- Also known as: How Smart Is Germany?
- Genre: Gameshow / Knowledge
- Presented by: Johannes B. Kerner
- Country of origin: Germany
- No. of episodes: 9

Production
- Running time: 90 minutes

Original release
- Network: ZDF
- Release: April 5, 2007

= Wie schlau ist Deutschland? =

Wie schlau ist Deutschland? ("How smart is Germany?") was an interactive TV quiz show hosted by Johannes B. Kerner. The first broadcast on ZDF was in April 2007 and ended in 2009.

== Format ==
Four celebrities were invited per broadcast. A thematically appropriate celebrity headed a team of 49 people from a professional or interest group (musicians, surfers, pilots, etc.).
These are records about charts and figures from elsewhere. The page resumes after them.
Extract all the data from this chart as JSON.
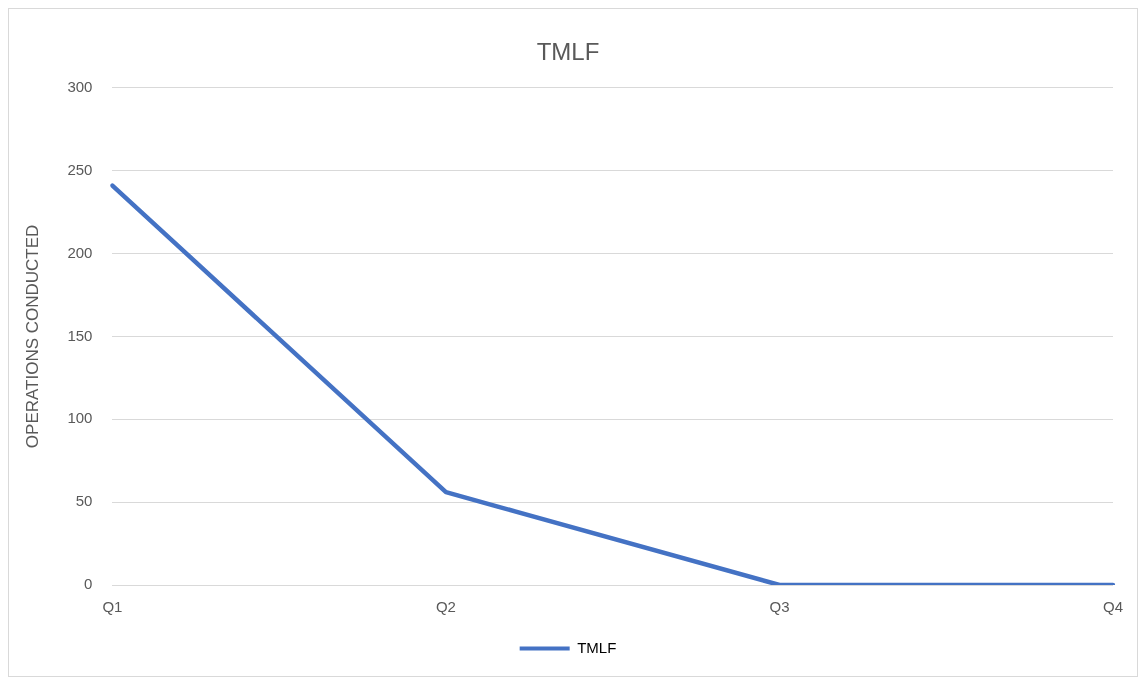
{
  "chart_data": {
    "type": "line",
    "title": "TMLF",
    "ylabel": "OPERATIONS CONDUCTED",
    "categories": [
      "Q1",
      "Q2",
      "Q3",
      "Q4"
    ],
    "series": [
      {
        "name": "TMLF",
        "color": "#4472c4",
        "values": [
          241,
          56,
          0,
          0
        ]
      }
    ],
    "ylim": [
      0,
      300
    ],
    "yticks": [
      0,
      50,
      100,
      150,
      200,
      250,
      300
    ],
    "grid": "y",
    "legend": "bottom",
    "marker": "none",
    "line_style": "solid"
  }
}
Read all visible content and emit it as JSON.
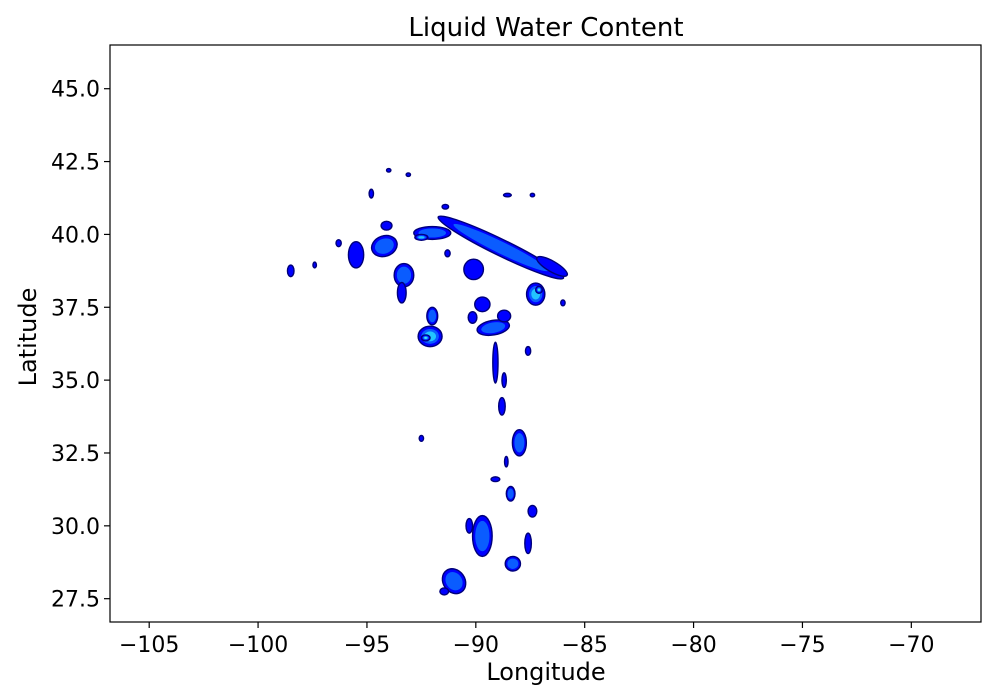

As the title of the quiz program suggests, German citizens were quizzed on their knowledge of various fields and topics such as physics, medicine, or technology. Every participant was able to answer questions by phone or via the Internet on the ZDF homepage and represented the federal state from which they were participating. As many as 700,000 callers played along by phone.

After each round of questions, correct answers of the celebrities and the professional groups were calculated (in percent), as well as the phone and internet participants by their respective federal states. At the end of the program, the "professional group" with the most correct answers wins in the studio. The best federal state of participants is also chosen.